When we pass someone on the street she knows exactly what we think of her. How? Malcolm Gladwell explains that when we see someone, a micro-expression crosses our face, lasting a few hundredths of a second and revealing our inner feelings. They’re short enough that if you blink, you’ll miss them. Then our rational mind takes over and the micro-expression changes, reflecting the face that we condition ourselves to show the world. So when we see a person on the street who “looks homeless,” our micro-expression might show fear, anxiety, or disgust, even if we see ourselves as open and giving people. The other person senses this subconscious reaction and often reacts accordingly.
What’s the mechanism in our brain that leads to these micro-expressions? The human mind is uniquely suited to reduce that which it does not recognize as similar to itself to the status of an object. Different parts of our brain are activated when we see other people than when we see a chair or a table. One study showed that when shown pictures of homeless people or drug addicts (the ones whose appearance show the wear and tear of these conditions, anyway), our brains see them as so unlike us that they classify them as objects and not human beings. Is this true for everyone who doesn’t have experience living on the streets or being addicted to drugs? Hopefully not. Probably not. A lot of anti-poverty work is based on the idea that people living on the streets are human beings and not objects, that they have the same human rights and should be treated with the same respect as everyone else, micro-expressions aside.
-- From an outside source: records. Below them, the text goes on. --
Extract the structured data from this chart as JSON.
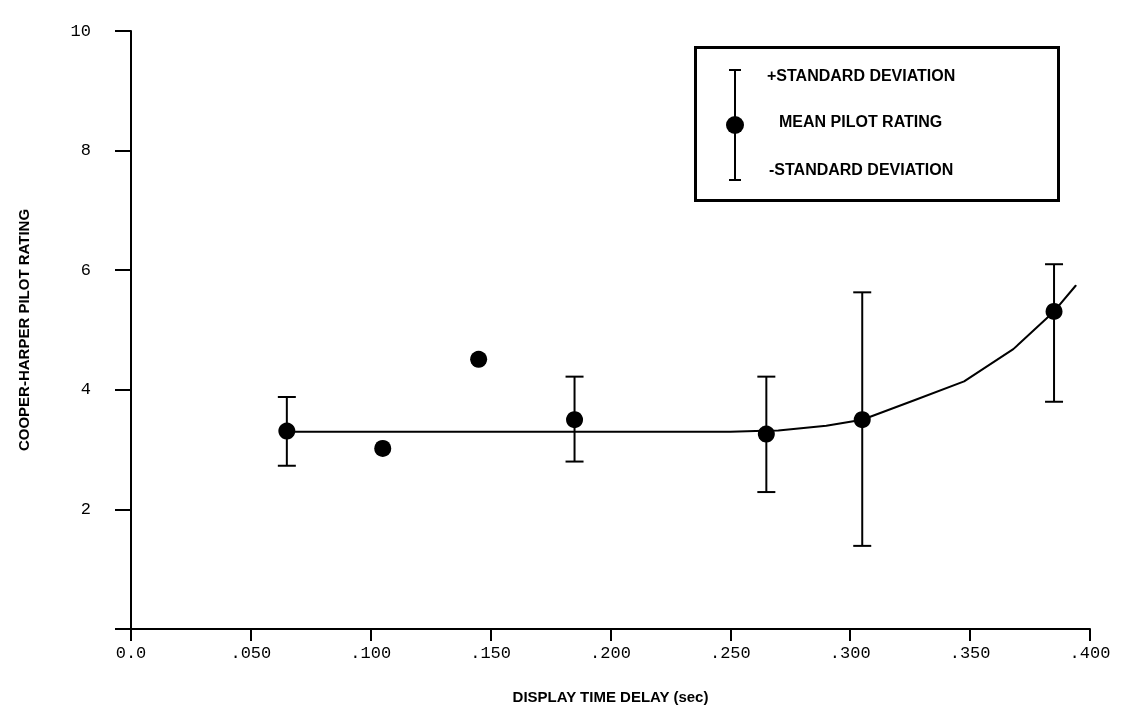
{
  "chart_data": {
    "type": "scatter",
    "xlabel": "DISPLAY TIME DELAY (sec)",
    "ylabel": "COOPER-HARPER PILOT RATING",
    "x": [
      0.065,
      0.105,
      0.145,
      0.185,
      0.265,
      0.305,
      0.385
    ],
    "series": [
      {
        "name": "MEAN PILOT RATING",
        "color": "#000000",
        "values": [
          3.31,
          3.02,
          4.51,
          3.5,
          3.26,
          3.5,
          5.31
        ],
        "errors": [
          [
            2.73,
            3.88
          ],
          null,
          null,
          [
            2.8,
            4.22
          ],
          [
            2.29,
            4.22
          ],
          [
            1.39,
            5.63
          ],
          [
            3.8,
            6.1
          ]
        ]
      },
      {
        "type": "line",
        "color": "#000000",
        "marker": "none",
        "x": [
          0.065,
          0.1,
          0.15,
          0.2,
          0.25,
          0.27,
          0.29,
          0.305,
          0.327,
          0.3475,
          0.368,
          0.385,
          0.394
        ],
        "values": [
          3.3,
          3.3,
          3.3,
          3.3,
          3.3,
          3.32,
          3.4,
          3.5,
          3.83,
          4.14,
          4.68,
          5.31,
          5.74
        ]
      }
    ],
    "annotations": [
      "+STANDARD DEVIATION",
      "-STANDARD DEVIATION"
    ],
    "marker": "circle",
    "line_style": "solid",
    "grid": false,
    "legend": "top right",
    "xlim": [
      0,
      0.4
    ],
    "xticks": [
      {
        "value": 0,
        "label": "0.0"
      },
      {
        "value": 0.05,
        "label": ".050"
      },
      {
        "value": 0.1,
        "label": ".100"
      },
      {
        "value": 0.15,
        "label": ".150"
      },
      {
        "value": 0.2,
        "label": ".200"
      },
      {
        "value": 0.25,
        "label": ".250"
      },
      {
        "value": 0.3,
        "label": ".300"
      },
      {
        "value": 0.35,
        "label": ".350"
      },
      {
        "value": 0.4,
        "label": ".400"
      }
    ],
    "ylim": [
      0,
      10
    ],
    "yticks": [
      {
        "value": 0,
        "label": null
      },
      2,
      4,
      6,
      8,
      10
    ]
  }
}
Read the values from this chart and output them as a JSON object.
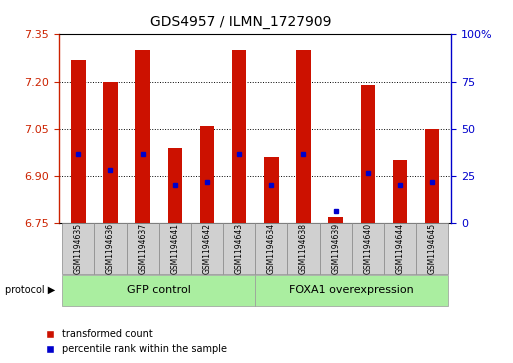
{
  "title": "GDS4957 / ILMN_1727909",
  "samples": [
    "GSM1194635",
    "GSM1194636",
    "GSM1194637",
    "GSM1194641",
    "GSM1194642",
    "GSM1194643",
    "GSM1194634",
    "GSM1194638",
    "GSM1194639",
    "GSM1194640",
    "GSM1194644",
    "GSM1194645"
  ],
  "bar_values": [
    7.27,
    7.2,
    7.3,
    6.99,
    7.06,
    7.3,
    6.96,
    7.3,
    6.77,
    7.19,
    6.95,
    7.05
  ],
  "blue_dot_values": [
    6.97,
    6.92,
    6.97,
    6.87,
    6.88,
    6.97,
    6.87,
    6.97,
    6.79,
    6.91,
    6.87,
    6.88
  ],
  "bar_bottom": 6.75,
  "ylim": [
    6.75,
    7.35
  ],
  "yticks": [
    6.75,
    6.9,
    7.05,
    7.2,
    7.35
  ],
  "right_yticks": [
    0,
    25,
    50,
    75,
    100
  ],
  "right_ylim": [
    0,
    100
  ],
  "group1_label": "GFP control",
  "group2_label": "FOXA1 overexpression",
  "group1_count": 6,
  "group2_count": 6,
  "bar_color": "#cc1100",
  "dot_color": "#0000cc",
  "group_color": "#aaeea0",
  "tick_color_left": "#cc2200",
  "tick_color_right": "#0000cc",
  "legend_label1": "transformed count",
  "legend_label2": "percentile rank within the sample",
  "protocol_label": "protocol",
  "background_color": "#ffffff",
  "grid_color": "#000000",
  "bar_width": 0.45,
  "figsize": [
    5.13,
    3.63
  ],
  "dpi": 100
}
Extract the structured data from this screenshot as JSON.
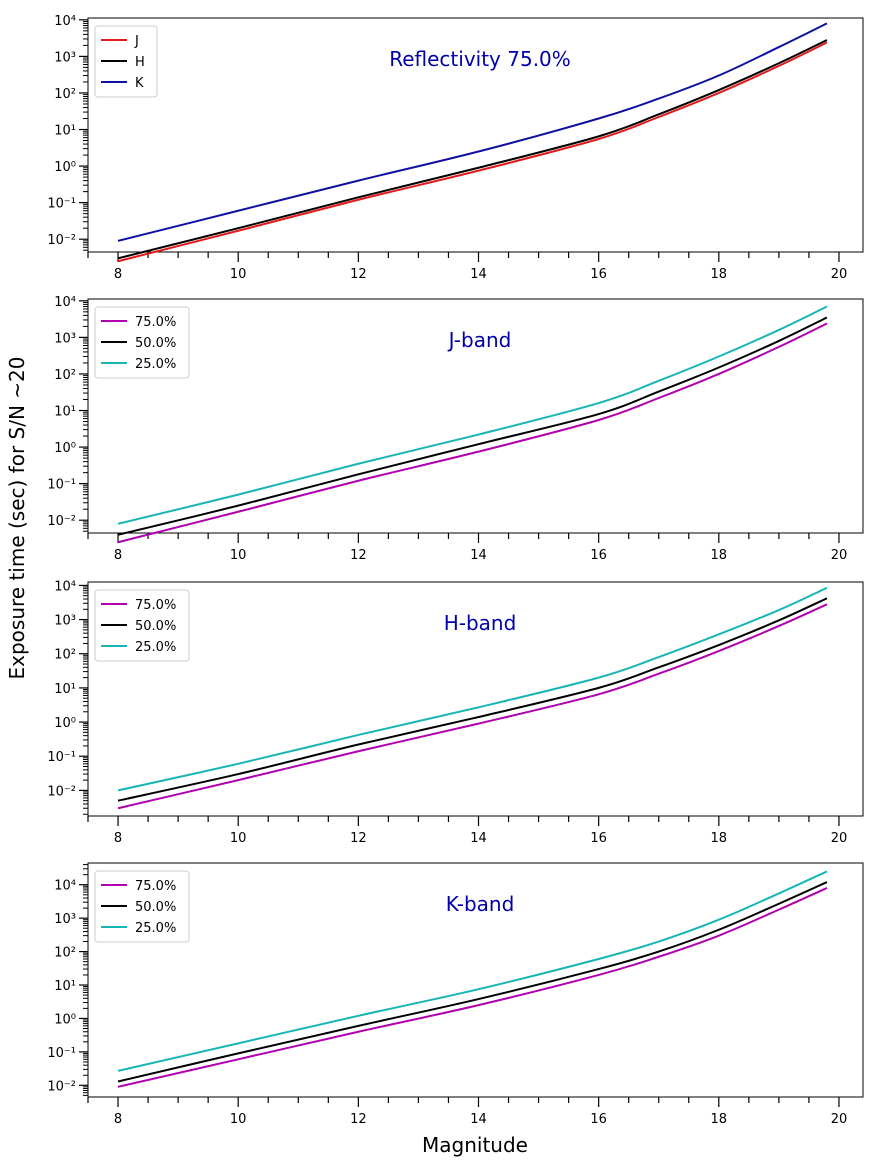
{
  "figure": {
    "ylabel": "Exposure time (sec) for S/N ~20",
    "xlabel": "Magnitude"
  },
  "chart_data": [
    {
      "type": "line",
      "annotation": "Reflectivity 75.0%",
      "annotation_color": "#0000aa",
      "xlim": [
        7.5,
        20.4
      ],
      "ylim_log10": [
        -2.35,
        4.05
      ],
      "log_y": true,
      "grid": false,
      "legend": "top-left",
      "x_ticks": [
        "8",
        "10",
        "12",
        "14",
        "16",
        "18",
        "20"
      ],
      "series": [
        {
          "name": "J",
          "color": "#e31a1c",
          "x": [
            8,
            10,
            12,
            14,
            16,
            17,
            18,
            19,
            19.8
          ],
          "y": [
            0.0025,
            0.017,
            0.12,
            0.75,
            5.5,
            22,
            100,
            550,
            2400
          ]
        },
        {
          "name": "H",
          "color": "#000000",
          "x": [
            8,
            10,
            12,
            14,
            16,
            17,
            18,
            19,
            19.8
          ],
          "y": [
            0.003,
            0.02,
            0.14,
            0.9,
            6.5,
            26,
            120,
            650,
            2800
          ]
        },
        {
          "name": "K",
          "color": "#1010a0",
          "x": [
            8,
            10,
            12,
            14,
            16,
            17,
            18,
            19,
            19.8
          ],
          "y": [
            0.009,
            0.06,
            0.4,
            2.5,
            20,
            70,
            300,
            1800,
            8000
          ]
        }
      ]
    },
    {
      "type": "line",
      "annotation": "J-band",
      "annotation_color": "#0000aa",
      "xlim": [
        7.5,
        20.4
      ],
      "ylim_log10": [
        -2.35,
        4.05
      ],
      "log_y": true,
      "grid": false,
      "legend": "top-left",
      "x_ticks": [
        "8",
        "10",
        "12",
        "14",
        "16",
        "18",
        "20"
      ],
      "series": [
        {
          "name": "75.0%",
          "color": "#b000b0",
          "x": [
            8,
            10,
            12,
            14,
            16,
            17,
            18,
            19,
            19.8
          ],
          "y": [
            0.0025,
            0.017,
            0.12,
            0.75,
            5.5,
            22,
            100,
            550,
            2400
          ]
        },
        {
          "name": "50.0%",
          "color": "#000000",
          "x": [
            8,
            10,
            12,
            14,
            16,
            17,
            18,
            19,
            19.8
          ],
          "y": [
            0.004,
            0.025,
            0.18,
            1.2,
            8,
            33,
            150,
            800,
            3500
          ]
        },
        {
          "name": "25.0%",
          "color": "#17b5b5",
          "x": [
            8,
            10,
            12,
            14,
            16,
            17,
            18,
            19,
            19.8
          ],
          "y": [
            0.008,
            0.05,
            0.35,
            2.2,
            16,
            65,
            300,
            1600,
            7000
          ]
        }
      ]
    },
    {
      "type": "line",
      "annotation": "H-band",
      "annotation_color": "#0000aa",
      "xlim": [
        7.5,
        20.4
      ],
      "ylim_log10": [
        -2.75,
        4.1
      ],
      "log_y": true,
      "grid": false,
      "legend": "top-left",
      "x_ticks": [
        "8",
        "10",
        "12",
        "14",
        "16",
        "18",
        "20"
      ],
      "series": [
        {
          "name": "75.0%",
          "color": "#b000b0",
          "x": [
            8,
            10,
            12,
            14,
            16,
            17,
            18,
            19,
            19.8
          ],
          "y": [
            0.003,
            0.02,
            0.14,
            0.9,
            6.5,
            26,
            120,
            650,
            2800
          ]
        },
        {
          "name": "50.0%",
          "color": "#000000",
          "x": [
            8,
            10,
            12,
            14,
            16,
            17,
            18,
            19,
            19.8
          ],
          "y": [
            0.005,
            0.03,
            0.22,
            1.4,
            10,
            40,
            180,
            950,
            4200
          ]
        },
        {
          "name": "25.0%",
          "color": "#17b5b5",
          "x": [
            8,
            10,
            12,
            14,
            16,
            17,
            18,
            19,
            19.8
          ],
          "y": [
            0.01,
            0.06,
            0.42,
            2.7,
            20,
            80,
            370,
            1900,
            8500
          ]
        }
      ]
    },
    {
      "type": "line",
      "annotation": "K-band",
      "annotation_color": "#0000aa",
      "xlim": [
        7.5,
        20.4
      ],
      "ylim_log10": [
        -2.35,
        4.65
      ],
      "log_y": true,
      "grid": false,
      "legend": "top-left",
      "x_ticks": [
        "8",
        "10",
        "12",
        "14",
        "16",
        "18",
        "20"
      ],
      "series": [
        {
          "name": "75.0%",
          "color": "#b000b0",
          "x": [
            8,
            10,
            12,
            14,
            16,
            17,
            18,
            19,
            19.8
          ],
          "y": [
            0.009,
            0.06,
            0.4,
            2.5,
            20,
            70,
            300,
            1800,
            8000
          ]
        },
        {
          "name": "50.0%",
          "color": "#000000",
          "x": [
            8,
            10,
            12,
            14,
            16,
            17,
            18,
            19,
            19.8
          ],
          "y": [
            0.013,
            0.09,
            0.6,
            3.8,
            30,
            100,
            450,
            2700,
            12000
          ]
        },
        {
          "name": "25.0%",
          "color": "#17b5b5",
          "x": [
            8,
            10,
            12,
            14,
            16,
            17,
            18,
            19,
            19.8
          ],
          "y": [
            0.027,
            0.18,
            1.2,
            7.5,
            60,
            200,
            900,
            5500,
            25000
          ]
        }
      ]
    }
  ]
}
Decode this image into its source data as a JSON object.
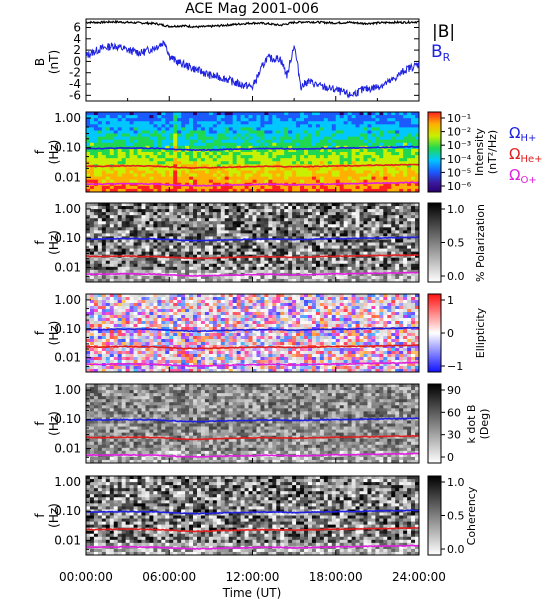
{
  "chart_data": [
    {
      "type": "line",
      "title": "ACE Mag 2001-006",
      "ylabel_top": "B",
      "ylabel_bottom": "(nT)",
      "yticks": [
        "6",
        "4",
        "2",
        "0",
        "-2",
        "-4",
        "-6"
      ],
      "ylim": [
        -7,
        7.5
      ],
      "xlim_hours": [
        0,
        24
      ],
      "legend": [
        "|B|",
        "B",
        "R"
      ],
      "series": [
        {
          "name": "|B|",
          "color": "#000000",
          "x": [
            0,
            1,
            2,
            3,
            4,
            5,
            6,
            7,
            8,
            9,
            10,
            11,
            12,
            13,
            14,
            15,
            16,
            17,
            18,
            19,
            20,
            21,
            22,
            23,
            24
          ],
          "values": [
            6.9,
            6.9,
            7.0,
            6.9,
            6.8,
            6.7,
            6.2,
            6.3,
            6.1,
            6.2,
            6.4,
            6.6,
            6.8,
            6.7,
            6.4,
            6.9,
            7.0,
            6.9,
            6.8,
            6.9,
            6.7,
            6.8,
            6.9,
            6.9,
            7.0
          ]
        },
        {
          "name": "B",
          "color": "#1f23e0",
          "x": [
            0,
            1,
            2,
            3,
            4,
            5,
            5.7,
            6,
            6.5,
            7,
            8,
            9,
            10,
            11,
            12,
            13,
            14,
            14.5,
            15,
            15.5,
            16,
            17,
            18,
            19,
            20,
            21,
            22,
            23,
            24
          ],
          "values": [
            1.0,
            2.2,
            2.8,
            2.0,
            1.5,
            2.5,
            3.5,
            1.0,
            0.0,
            -0.5,
            -1.5,
            -2.5,
            -3.0,
            -4.0,
            -4.5,
            0.5,
            0.5,
            -2.5,
            3.0,
            -4.5,
            -3.5,
            -4.5,
            -5.0,
            -6.0,
            -5.0,
            -4.5,
            -3.5,
            -1.5,
            -0.5
          ]
        }
      ]
    },
    {
      "type": "heatmap",
      "ylabel_top": "f",
      "ylabel_bottom": "(Hz)",
      "yticks": [
        "1.00",
        "0.10",
        "0.01"
      ],
      "colorbar_label": "Intensity",
      "colorbar_unit": "(nT²/Hz)",
      "colorbar_ticks": [
        "10⁻¹",
        "10⁻²",
        "10⁻³",
        "10⁻⁴",
        "10⁻⁵",
        "10⁻⁶"
      ],
      "lines": [
        {
          "name": "Ω",
          "sub": "H+",
          "color": "#2020e0"
        },
        {
          "name": "Ω",
          "sub": "He+",
          "color": "#e02020"
        },
        {
          "name": "Ω",
          "sub": "O+",
          "color": "#e020e0"
        }
      ]
    },
    {
      "type": "heatmap",
      "ylabel_top": "f",
      "ylabel_bottom": "(Hz)",
      "yticks": [
        "1.00",
        "0.10",
        "0.01"
      ],
      "colorbar_label": "% Polarization",
      "colorbar_ticks": [
        "1.0",
        "0.5",
        "0.0"
      ]
    },
    {
      "type": "heatmap",
      "ylabel_top": "f",
      "ylabel_bottom": "(Hz)",
      "yticks": [
        "1.00",
        "0.10",
        "0.01"
      ],
      "colorbar_label": "Ellipticity",
      "colorbar_ticks": [
        "1",
        "0",
        "−1"
      ]
    },
    {
      "type": "heatmap",
      "ylabel_top": "f",
      "ylabel_bottom": "(Hz)",
      "yticks": [
        "1.00",
        "0.10",
        "0.01"
      ],
      "colorbar_label": "k dot B",
      "colorbar_unit": "(Deg)",
      "colorbar_ticks": [
        "90",
        "60",
        "30",
        "0"
      ]
    },
    {
      "type": "heatmap",
      "ylabel_top": "f",
      "ylabel_bottom": "(Hz)",
      "yticks": [
        "1.00",
        "0.10",
        "0.01"
      ],
      "colorbar_label": "Coherency",
      "colorbar_ticks": [
        "1.0",
        "0.5",
        "0.0"
      ]
    }
  ],
  "x_axis": {
    "ticks": [
      "00:00:00",
      "06:00:00",
      "12:00:00",
      "18:00:00",
      "24:00:00"
    ],
    "label": "Time (UT)"
  },
  "gyro_lines": {
    "H": [
      0.095,
      0.094,
      0.096,
      0.097,
      0.096,
      0.095,
      0.09,
      0.085,
      0.083,
      0.085,
      0.088,
      0.09,
      0.092,
      0.094,
      0.093,
      0.09,
      0.092,
      0.095,
      0.097,
      0.098,
      0.1,
      0.102,
      0.104,
      0.106,
      0.108
    ],
    "He": [
      0.024,
      0.0235,
      0.024,
      0.0245,
      0.024,
      0.0238,
      0.0225,
      0.021,
      0.0208,
      0.0212,
      0.022,
      0.0225,
      0.023,
      0.0235,
      0.0232,
      0.0225,
      0.023,
      0.0238,
      0.0243,
      0.0245,
      0.025,
      0.0255,
      0.026,
      0.0265,
      0.027
    ],
    "O": [
      0.006,
      0.0059,
      0.006,
      0.0061,
      0.006,
      0.0059,
      0.0056,
      0.0053,
      0.0052,
      0.0053,
      0.0055,
      0.0056,
      0.0057,
      0.0059,
      0.0058,
      0.0056,
      0.0057,
      0.0059,
      0.0061,
      0.0061,
      0.0063,
      0.0064,
      0.0065,
      0.0066,
      0.0068
    ]
  },
  "colors": {
    "B": "#1f23e0",
    "H": "#2020e0",
    "He": "#e02020",
    "O": "#e020e0"
  }
}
What’s the solution if we want people living in poverty to be treated with dignity, as human beings capable of contributing to society, with compassion, and as friends, instead of as “objects”? Gladwell suggests that we can all train our subconscious reactions toward others by spending more time with people who are different from us. So talking with the panhandler sitting on the curb is a good first step. On the societal level we need policies that encourage people living in poverty and people from other backgrounds to live, go to school, and work together. Until we make that first personal or societal step, our brains will always objectify people living on the streets and our micro-expressions will always betray us. Only if we make that first step, can we start to blink away poverty.